Due to paucity of experimental data at high pressure and high temperature conditions, a series of experiments have been performed to measure the density of both liquid and vapor phases of water/CO2 system from 382 K to 478 K and pressures from 3.48 MPa to 129 MPa. In order to measure the mass of water and volume of gas in the vapor phase, in each experiment the vapor phase of an L-V equilibrium system is transferred to an equilibrium flash separator equipped with a desiccant and a gasometer. The gas volume is converted to density based on the ideal behavior of gases at standard conditions. The density of the liquid phase is directly measured by a densitometer.
In addition, a "Two-fluid Model?? consisting of the Cubic-Plus-Association equation of state (CPA EOS) and the Henry's law is implemented in phase equilibrium modeling of this system to predict the density of both phases. A comparison between our experimental data, literature data and the results of the model shows the reliability of this model for density prediction of L-V phases of water-CO2 system over a wide range of pressure and temperature conditions.

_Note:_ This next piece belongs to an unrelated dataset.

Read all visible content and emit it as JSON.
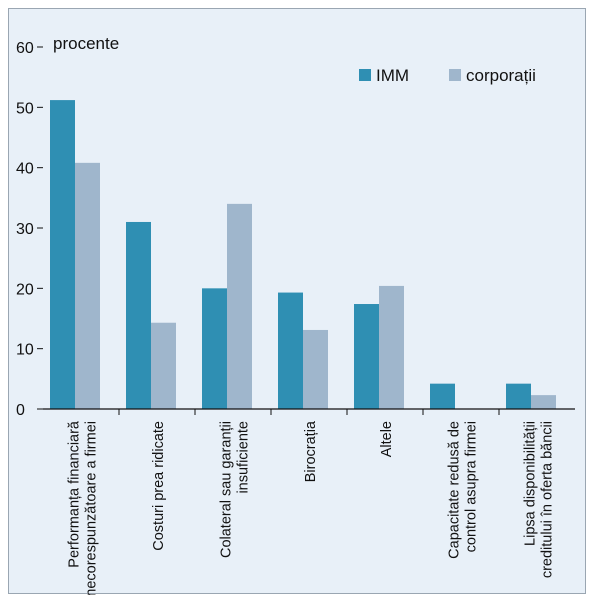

The phase behavior of the water-CO2 system is a subject of great importance in chemical and petroleum industries. CO2 related enhanced oil recovery; CO2 sequestration in aquifers and oceans; extraction and purification processes based on supercritical fluids such as CO2 and also waste treatment of industrial liquids are chemical and petroleum engineering subjects dealing with the phase behavior of water-CO2 mixture.
For example, dissolution of CO2 in brine causes an increase in the density of brine and as a result, natural convection takes place in the aquifer. This process significantly accelerates the rate of dissolution of CO2 in the water and decreases the time scale of the CO2 storage in the aquifers. Therefore, accurate density data for the CO2-water system are required to better model the storage of CO2 in the aquifers or oceans. In CO2-related enhanced oil recovery, the injected CO2 could be dissolved in the connate water and aquifer and therefore the amount of CO2 in the reservoir decreases which could affect the recovery of in-situ oil (Ji et al., 2005).
There are some experimental density data for both saturated vapor and liquid phases of the water-CO2 system in the literature. King et al. (King et al., 1992) have reported the density of the water-rich phase at 288. 15 K, 293.15 K, and 298.15 K from 6.08 MPa to 24.32 MPa. Density of the water-saturated CO2 phase is reported by Fenghour et al. (Fenghour et al., 1996) from 405 K to 613 K. Yaginuma et al. (Yaginuma et al., 2000) measured the saturated density of both vapor and liquid phases at 304.1 K in vapor-liquid and vapor-liquid-liquid equilibria. More density data of CO2-saturated water have been published by Tegetmeier et al.